Dans les épisodes précédents… L’affaire concerne Sébastien David, vigneron bio à Saint-Nicolas-de-Bourgueil (Loire) et président de Loire Vin Bio. Suite à un contrôle de la DGCCRF (Direction générale de la Concurrence, de la Consommation et de la Répression des fraudes) et des analyses montrant, pour sa cuvée Coef 2016, un taux d’acidité volatile supérieure aux normes autorisées, un arrêté préfectoral impose la destruction du lot de 2078 bouteilles. Le vigneron a contesté cet arrêté au tribunal administratif d’Orléans, et a perdu, à la fois sur la forme (en mai) et sur le fond (le 4 juillet). En savoir plus.

Que vont devenir vos 2078 bouteilles de Coef 2016 ?

Le vin va être distillé d’ici début août. Les agents de la DGCCRF vont vérifier si je peux racheter mon distillat pour faire de la fine, et la revendre. Sinon, ça deviendra de l’alcool à 90° ou je ne sais quoi. Je devrais avoir rapidement la réponse.

Après plus de six mois de bataille avec les services de la DGCCRF, y compris au tribunal, quel est votre état d’esprit et comment se porte votre entreprise ?
Alors aujourd’hui, je suis soulagé que ça se termine, oui. C’est quand même une épreuve, avec beaucoup d’introspection depuis cinq mois… Tu te dis que t’as fait une connerie quelque part. Mais quand tu te bats contre un mur, des portes fermées, tu n’as pas d’autre choix… Après, pour mon entreprise, pour le bilan du 31 juillet, j’ai demandé une conciliation à la Direction Départementale des Territoires pour trouver des solutions, peut-être une liquidation. J’ai perdu plus de 60% de mon chiffre d’affaires, à cause du gel, mais aussi à cause des cinq mois de blocage administratif sur la seule cuvée que je pouvais vendre. Aujourd’hui, je n’ai pas d’argent pour vendanger… Je peux vendre (mon raisin, ndla) sur pied, mais si je veux continuer mon activité, il faut que je puisse aussi garder mes salariés. Et si je continue, si c’est pour me dire que je ne peux plus faire le vin que j’ai envie de faire… »

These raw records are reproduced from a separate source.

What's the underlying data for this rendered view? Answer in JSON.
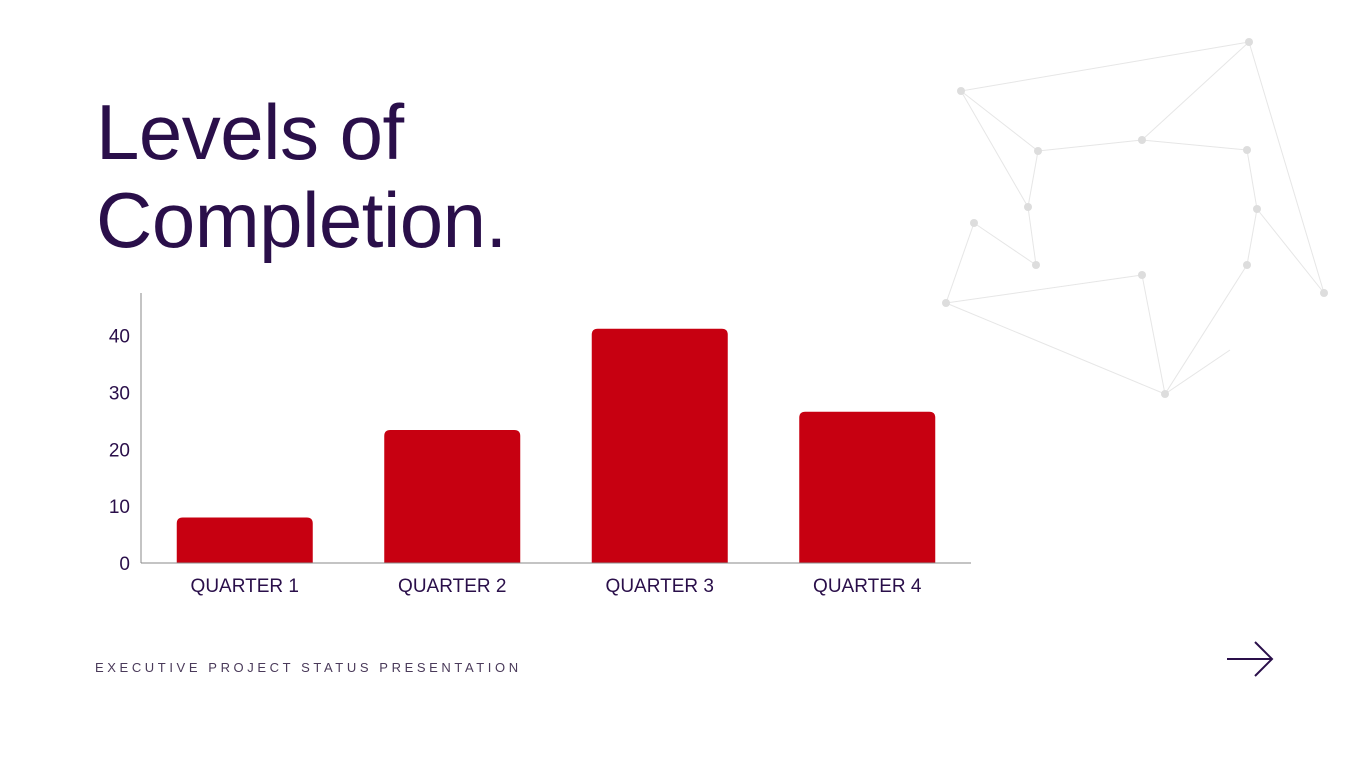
{
  "slide": {
    "title_line1": "Levels of",
    "title_line2": "Completion.",
    "footer": "EXECUTIVE PROJECT STATUS PRESENTATION",
    "next_icon": "arrow-right-icon"
  },
  "colors": {
    "bar": "#c70011",
    "text": "#2a0f4a",
    "network": "#dddddd"
  },
  "chart_data": {
    "type": "bar",
    "title": "",
    "xlabel": "",
    "ylabel": "",
    "categories": [
      "QUARTER 1",
      "QUARTER 2",
      "QUARTER 3",
      "QUARTER 4"
    ],
    "values": [
      8,
      23.4,
      41.2,
      26.6
    ],
    "yticks": [
      0,
      10,
      20,
      30,
      40
    ],
    "ylim": [
      0,
      47.5
    ],
    "grid": false,
    "legend": "none"
  }
}
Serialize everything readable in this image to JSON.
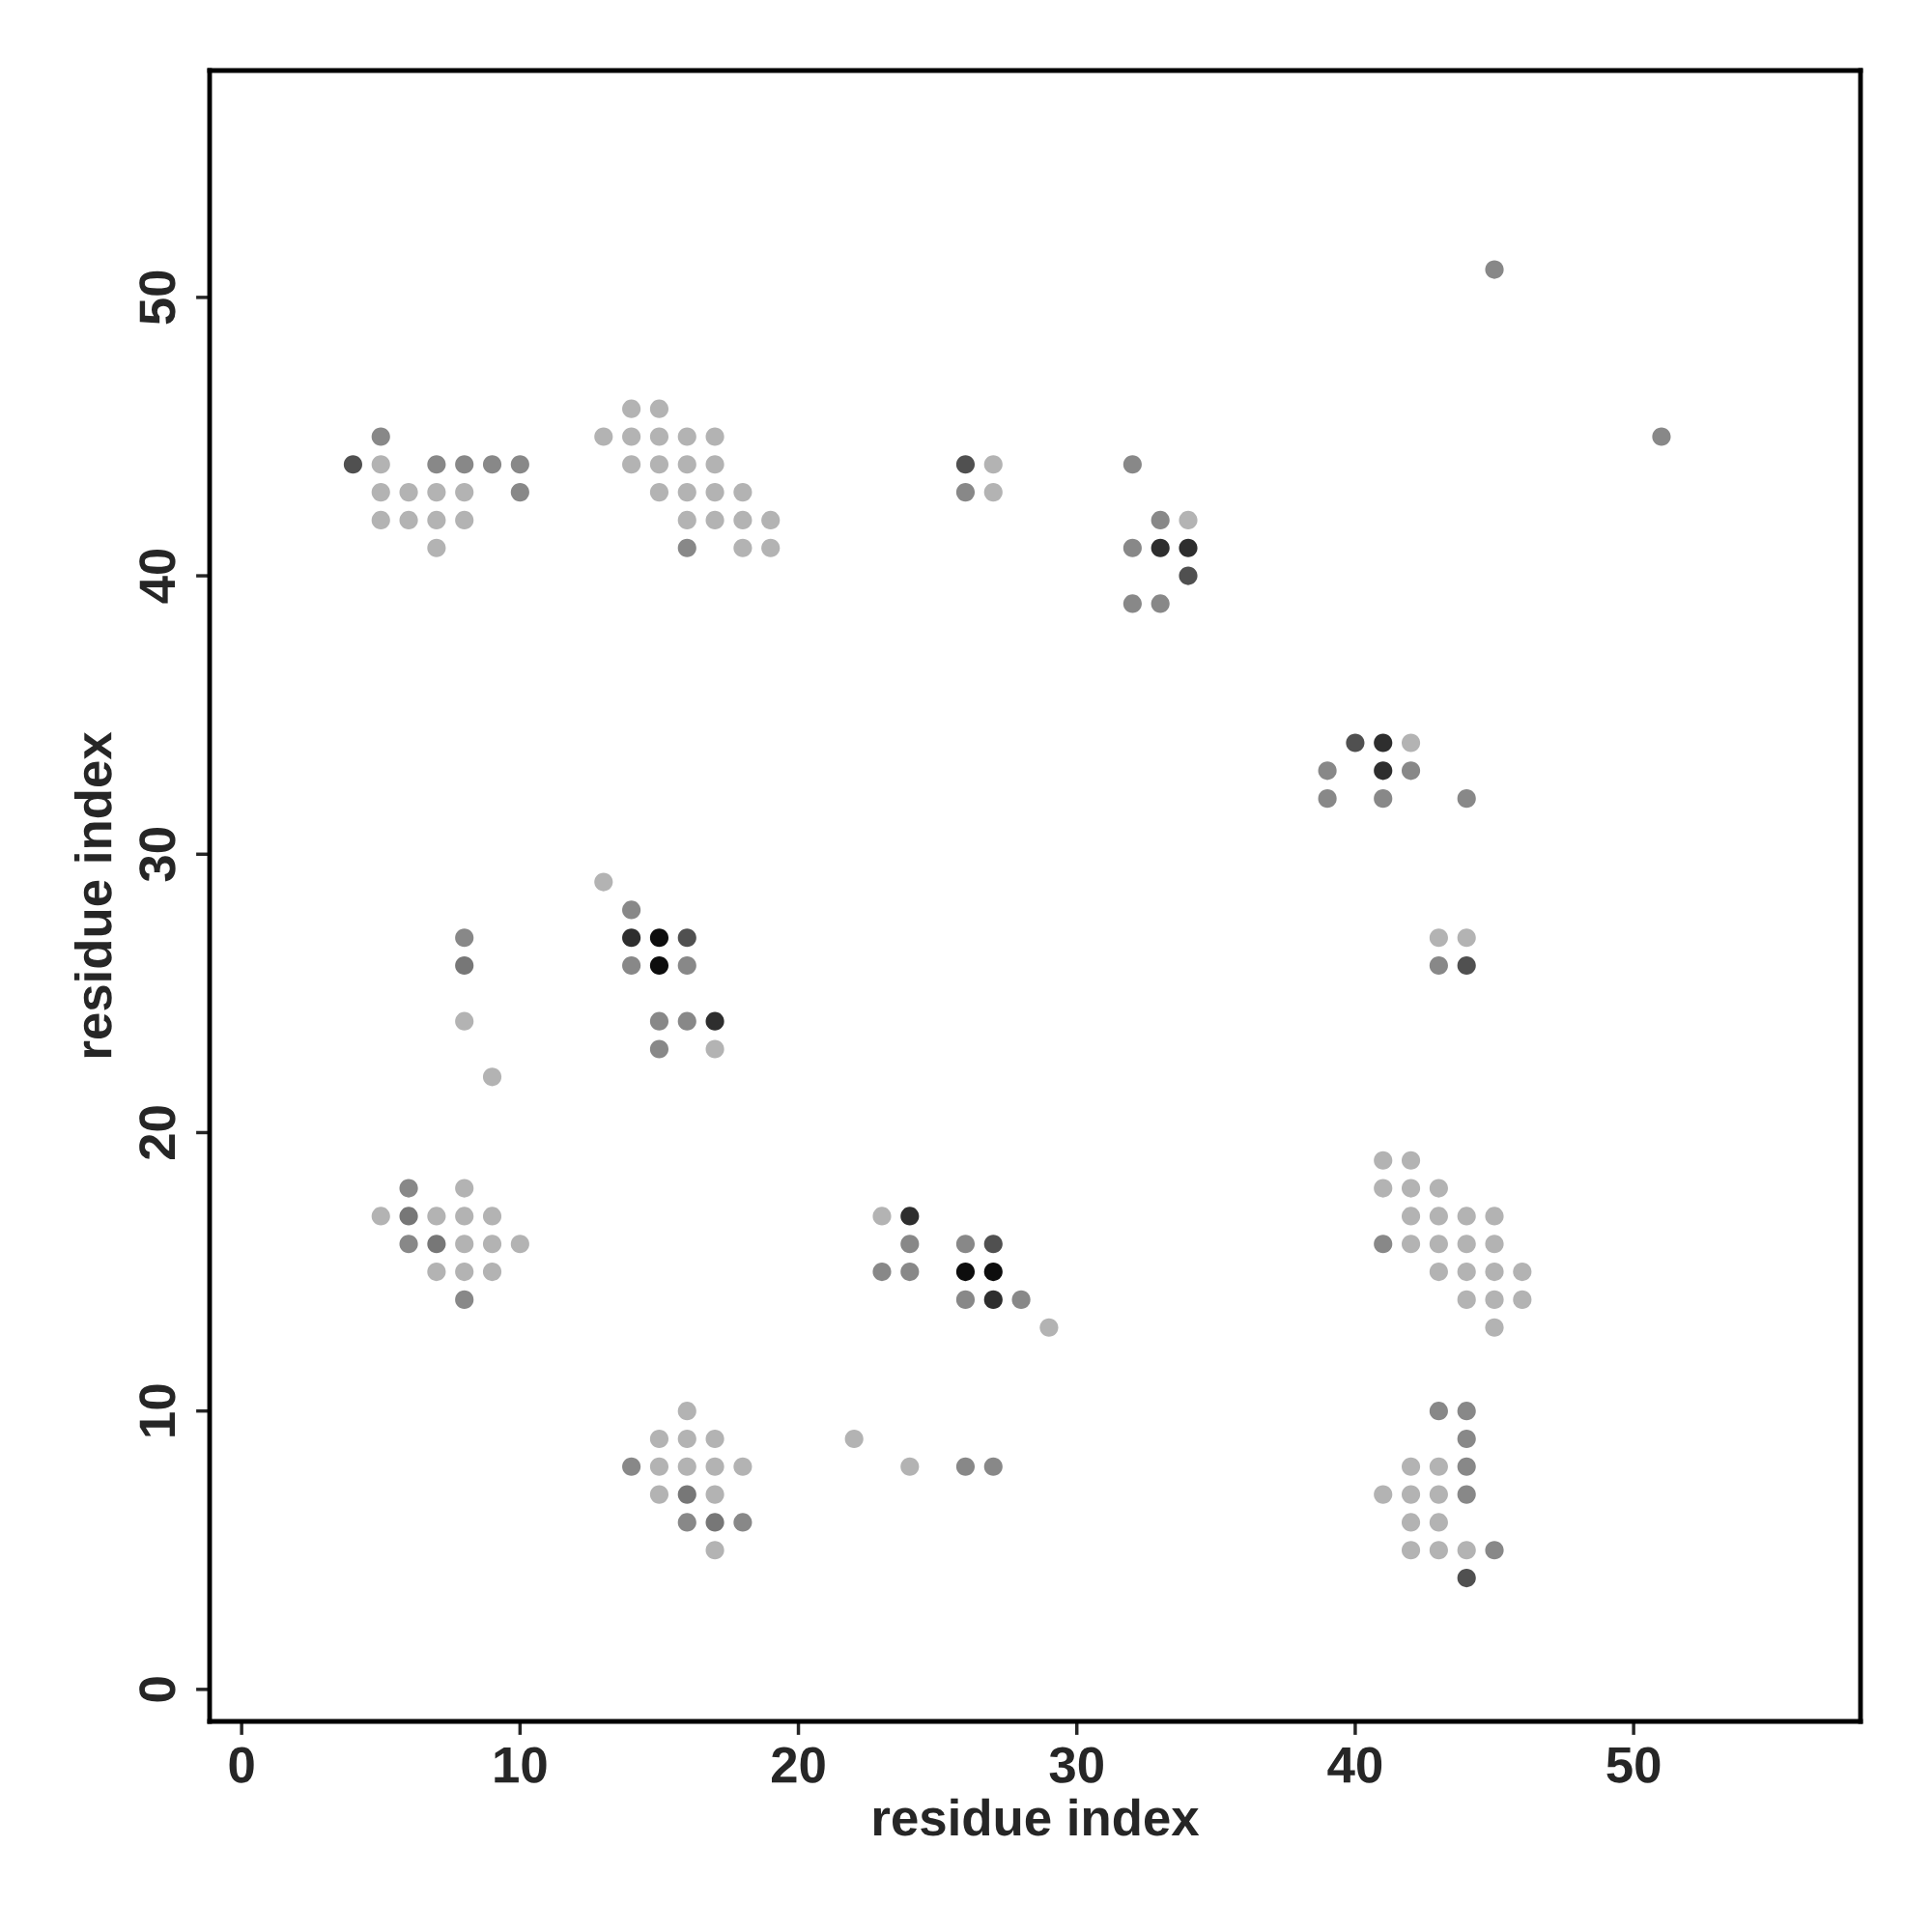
{
  "chart_data": {
    "type": "scatter",
    "xlabel": "residue index",
    "ylabel": "residue index",
    "xlim": [
      -1.15,
      58.15
    ],
    "ylim": [
      -1.15,
      58.15
    ],
    "xticks": [
      0,
      10,
      20,
      30,
      40,
      50
    ],
    "yticks": [
      0,
      10,
      20,
      30,
      40,
      50
    ],
    "grid": false,
    "legend": false,
    "marker": "circle",
    "series": [
      {
        "color": "#b3b3b3",
        "x": [
          5,
          5,
          5,
          6,
          6,
          7,
          7,
          7,
          8,
          8,
          14,
          15,
          13,
          14,
          15,
          16,
          17,
          14,
          15,
          16,
          17,
          15,
          16,
          17,
          18,
          16,
          17,
          18,
          19,
          18,
          19,
          27,
          27,
          34,
          42,
          43,
          44,
          13,
          17,
          8,
          9,
          8,
          5,
          7,
          8,
          9,
          8,
          9,
          10,
          7,
          8,
          9,
          23,
          29,
          41,
          42,
          41,
          42,
          43,
          42,
          43,
          44,
          45,
          42,
          43,
          44,
          45,
          43,
          44,
          45,
          46,
          44,
          45,
          46,
          45,
          16,
          15,
          16,
          17,
          15,
          16,
          17,
          18,
          15,
          17,
          17,
          22,
          24,
          42,
          43,
          41,
          42,
          43,
          42,
          43,
          42,
          43,
          44
        ],
        "values": [
          44,
          43,
          42,
          43,
          42,
          43,
          42,
          41,
          43,
          42,
          46,
          46,
          45,
          45,
          45,
          45,
          45,
          44,
          44,
          44,
          44,
          43,
          43,
          43,
          43,
          42,
          42,
          42,
          42,
          41,
          41,
          44,
          43,
          42,
          34,
          27,
          27,
          29,
          23,
          24,
          22,
          18,
          17,
          17,
          17,
          17,
          16,
          16,
          16,
          15,
          15,
          15,
          17,
          13,
          19,
          19,
          18,
          18,
          18,
          17,
          17,
          17,
          17,
          16,
          16,
          16,
          16,
          15,
          15,
          15,
          15,
          14,
          14,
          14,
          13,
          10,
          9,
          9,
          9,
          8,
          8,
          8,
          8,
          7,
          7,
          5,
          9,
          8,
          8,
          8,
          7,
          7,
          7,
          6,
          6,
          5,
          5,
          5
        ]
      },
      {
        "color": "#888888",
        "x": [
          5,
          7,
          8,
          9,
          10,
          10,
          16,
          26,
          32,
          33,
          32,
          32,
          33,
          45,
          51,
          39,
          42,
          39,
          41,
          44,
          43,
          14,
          14,
          16,
          15,
          16,
          15,
          8,
          6,
          6,
          8,
          24,
          26,
          23,
          24,
          26,
          28,
          41,
          14,
          16,
          18,
          26,
          27,
          43,
          44,
          44,
          44,
          44,
          45
        ],
        "values": [
          45,
          44,
          44,
          44,
          44,
          43,
          41,
          43,
          44,
          42,
          41,
          39,
          39,
          51,
          45,
          33,
          33,
          32,
          32,
          32,
          26,
          28,
          26,
          26,
          24,
          24,
          23,
          27,
          18,
          16,
          14,
          16,
          16,
          15,
          15,
          14,
          14,
          16,
          8,
          6,
          6,
          8,
          8,
          10,
          10,
          9,
          8,
          7,
          5
        ]
      },
      {
        "color": "#777777",
        "x": [
          8,
          6,
          7,
          16,
          17
        ],
        "values": [
          26,
          17,
          16,
          7,
          6
        ]
      },
      {
        "color": "#505050",
        "x": [
          4,
          26,
          34,
          40,
          44,
          16,
          27,
          44
        ],
        "values": [
          44,
          44,
          40,
          34,
          26,
          27,
          16,
          4
        ]
      },
      {
        "color": "#2e2e2e",
        "x": [
          33,
          34,
          41,
          41,
          14,
          17,
          24,
          27
        ],
        "values": [
          41,
          41,
          34,
          33,
          27,
          24,
          17,
          14
        ]
      },
      {
        "color": "#0d0d0d",
        "x": [
          15,
          15,
          26,
          27
        ],
        "values": [
          27,
          26,
          15,
          15
        ]
      }
    ]
  }
}
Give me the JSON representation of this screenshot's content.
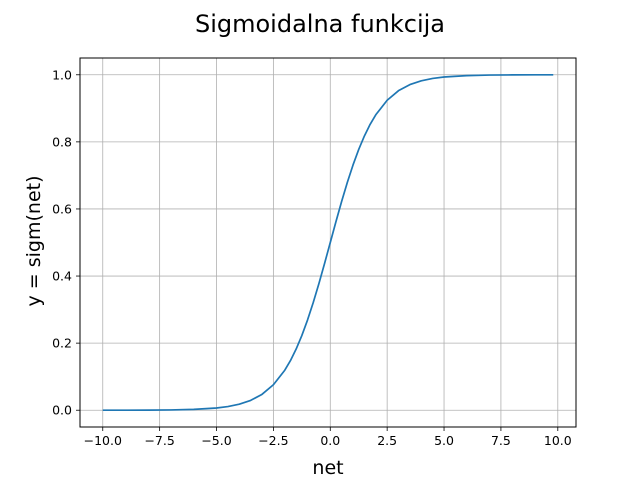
{
  "chart_data": {
    "type": "line",
    "title": "Sigmoidalna funkcija",
    "xlabel": "net",
    "ylabel": "y = sigm(net)",
    "xlim": [
      -11,
      10.8
    ],
    "ylim": [
      -0.05,
      1.05
    ],
    "grid": true,
    "x_ticks": [
      -10.0,
      -7.5,
      -5.0,
      -2.5,
      0.0,
      2.5,
      5.0,
      7.5,
      10.0
    ],
    "x_tick_labels": [
      "−10.0",
      "−7.5",
      "−5.0",
      "−2.5",
      "0.0",
      "2.5",
      "5.0",
      "7.5",
      "10.0"
    ],
    "y_ticks": [
      0.0,
      0.2,
      0.4,
      0.6,
      0.8,
      1.0
    ],
    "y_tick_labels": [
      "0.0",
      "0.2",
      "0.4",
      "0.6",
      "0.8",
      "1.0"
    ],
    "series": [
      {
        "color": "#1f77b4",
        "x": [
          -10,
          -9,
          -8,
          -7,
          -6,
          -5,
          -4.5,
          -4,
          -3.5,
          -3,
          -2.5,
          -2,
          -1.75,
          -1.5,
          -1.25,
          -1,
          -0.75,
          -0.5,
          -0.25,
          0,
          0.25,
          0.5,
          0.75,
          1,
          1.25,
          1.5,
          1.75,
          2,
          2.5,
          3,
          3.5,
          4,
          4.5,
          5,
          6,
          7,
          8,
          9,
          9.8
        ],
        "y": [
          4.54e-05,
          0.000123,
          0.000335,
          0.000911,
          0.00247,
          0.00669,
          0.011,
          0.018,
          0.0293,
          0.0474,
          0.0759,
          0.1192,
          0.148,
          0.1824,
          0.2227,
          0.2689,
          0.3208,
          0.3775,
          0.4378,
          0.5,
          0.5622,
          0.6225,
          0.6792,
          0.7311,
          0.7773,
          0.8176,
          0.852,
          0.8808,
          0.9241,
          0.9526,
          0.9707,
          0.982,
          0.989,
          0.9933,
          0.9975,
          0.9991,
          0.99966,
          0.99988,
          0.99994
        ]
      }
    ]
  }
}
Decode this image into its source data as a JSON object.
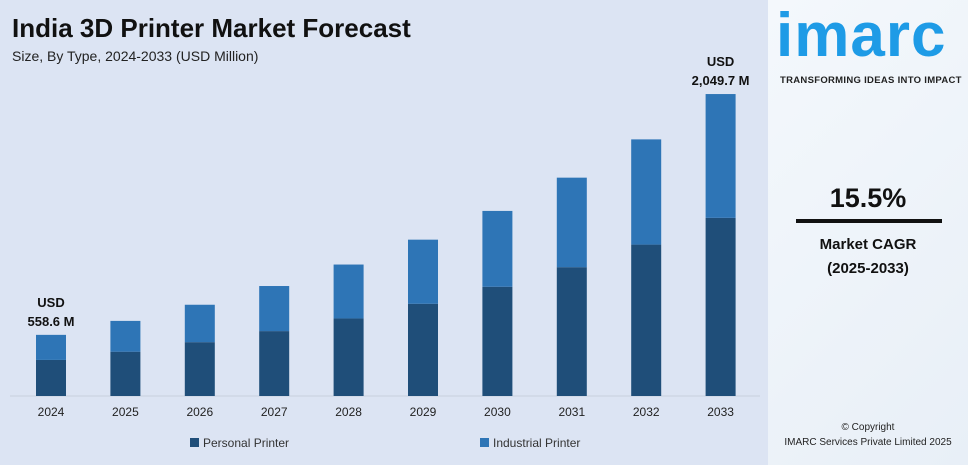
{
  "chart_data": {
    "type": "bar",
    "stacked": true,
    "title": "India 3D Printer Market Forecast",
    "subtitle": "Size, By Type, 2024-2033 (USD Million)",
    "categories": [
      "2024",
      "2025",
      "2026",
      "2027",
      "2028",
      "2029",
      "2030",
      "2031",
      "2032",
      "2033"
    ],
    "totals": [
      558.6,
      645,
      745,
      861,
      994,
      1148,
      1326,
      1532,
      1769,
      2049.7
    ],
    "series": [
      {
        "name": "Personal Printer",
        "color": "#1f4e79",
        "share": [
          0.59,
          0.59,
          0.59,
          0.59,
          0.59,
          0.59,
          0.59,
          0.59,
          0.59,
          0.59
        ]
      },
      {
        "name": "Industrial Printer",
        "color": "#2e75b6",
        "share": [
          0.41,
          0.41,
          0.41,
          0.41,
          0.41,
          0.41,
          0.41,
          0.41,
          0.41,
          0.41
        ]
      }
    ],
    "annotations": [
      {
        "category": "2024",
        "line1": "USD",
        "line2": "558.6 M"
      },
      {
        "category": "2033",
        "line1": "USD",
        "line2": "2,049.7 M"
      }
    ],
    "ylim": [
      180,
      2050
    ],
    "grid": false,
    "legend": "bottom"
  },
  "brand": {
    "logo": "imarc",
    "tagline": "TRANSFORMING IDEAS INTO IMPACT"
  },
  "cagr": {
    "value": "15.5%",
    "label": "Market CAGR",
    "period": "(2025-2033)"
  },
  "copyright": {
    "line1": "© Copyright",
    "line2": "IMARC Services Private Limited 2025"
  }
}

« Le monde du vin change, et l’administration ne suit pas »

Vous avez été largement soutenu, une pétition avec plus de 174 000 signataires, une cagnotte de soutien, une « cuvée interdite » pleine de vide, vendue pour vous… Comment expliquez-vous ce soutien ?
Peut-être l’argent collecté pourra-t-il m’aider à continuer. Mais moi ça m’a fait chaud au cœur. Et cette mobilisation montre que ce dossier fait écho à une attente sociétale. Les signataires viennent de 29 pays, USA, Russie, Taïwan, donc ce n’est pas qu’un débat français contre l’administration. C’est une envie générale d’autre chose. Le monde du vin change, et l’administration ne suit pas. Tout ce que j’espère, c’est que ça ne servira pas à rien.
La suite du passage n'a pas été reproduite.